Wednesday, January 22, 2020

Tax the rich! - the rich say it's OK

Here's something you don't see every day: a bunch of rich, old, white guys who want to pay more tax.
As a movement, the Patriotic Millionaires still in its infancy, but in the wake of this year's Davos meeting, they are becoming more vocal. It's an American operation - hence the "patriotic" part - this far, but they want to go international.
So, these are people who have made it, and who want to give back. Examples include Disney heiress Abigail Disney, ex-Blackrock managing director Maurice Pearl, Men's Wearhouse founder George Zimmer, real estate developer Jeffrey Gural, Oscar Meyer heir Chuck Collins, MOM's Organic Market co-founder Scott Nash, etc, etc.
Some of them just feel that it is unpatriotic for rich people to evade taxes; some see the growing inequality as a threat to a healthy society (what you might call "enlightened self-interest"); some want to see a wealth tax, some just an increased income tax on the rich; some think it is just plain wrong for rich people to salve their consciences by making splashy charitable donations, because spending priorities should be set by the people (or at least their elected representatives) and not by rich folk who want to see their names up in lights; and some see a huge irony in the fact that "the Trumps, the Zuckerbergs, the Buffets of this world pay lower taxes than the teachers and secretaries".

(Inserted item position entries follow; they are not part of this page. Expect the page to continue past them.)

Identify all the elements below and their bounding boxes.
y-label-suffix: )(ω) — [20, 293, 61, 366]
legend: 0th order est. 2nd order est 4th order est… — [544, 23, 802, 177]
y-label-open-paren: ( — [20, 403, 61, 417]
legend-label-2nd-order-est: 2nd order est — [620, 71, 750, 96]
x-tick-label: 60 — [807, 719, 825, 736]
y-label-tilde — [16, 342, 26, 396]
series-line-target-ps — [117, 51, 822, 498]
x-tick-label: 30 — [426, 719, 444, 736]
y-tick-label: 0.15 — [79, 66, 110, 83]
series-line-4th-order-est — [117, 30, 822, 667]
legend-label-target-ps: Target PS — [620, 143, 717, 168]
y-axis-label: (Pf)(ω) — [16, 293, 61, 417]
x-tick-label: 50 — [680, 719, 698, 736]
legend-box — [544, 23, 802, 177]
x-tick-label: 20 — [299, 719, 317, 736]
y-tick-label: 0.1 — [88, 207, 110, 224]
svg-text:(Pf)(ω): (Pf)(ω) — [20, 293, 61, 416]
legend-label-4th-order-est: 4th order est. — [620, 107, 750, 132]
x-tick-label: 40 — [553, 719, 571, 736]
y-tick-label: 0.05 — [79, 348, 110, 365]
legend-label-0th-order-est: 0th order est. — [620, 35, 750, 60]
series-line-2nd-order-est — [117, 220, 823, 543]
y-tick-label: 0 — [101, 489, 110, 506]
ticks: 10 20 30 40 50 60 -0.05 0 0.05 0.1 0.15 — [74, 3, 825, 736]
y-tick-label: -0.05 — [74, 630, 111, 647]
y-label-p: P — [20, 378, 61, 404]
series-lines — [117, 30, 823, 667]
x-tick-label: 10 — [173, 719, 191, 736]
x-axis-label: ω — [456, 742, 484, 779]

In 2018, American billionaires paid 23% of their income in federal, state and local taxes, while the average American paid 28%. If you were wondering how, there are several different ways in which billionaires can reduce their tax burden: by mainly taking their income as lower-taxed capital gains rather than as earned income, by taking tax write-offs for charitable donations, by employing highly-paid tax lawyers and accountants to look for loopholes and schemes, by taking advantage of tax breaks for job creation, and by voting in fellow billionaires like Donald Trump, who substantially reduced corporate taxes and introduced billionaire-friendly perks like the bonus depreciation of fixed assets.
So, while "Patriotic Millionaires" doesn't immediately sound like something I would approve of, it actually sounds like a worthy enterprise, and long overdue.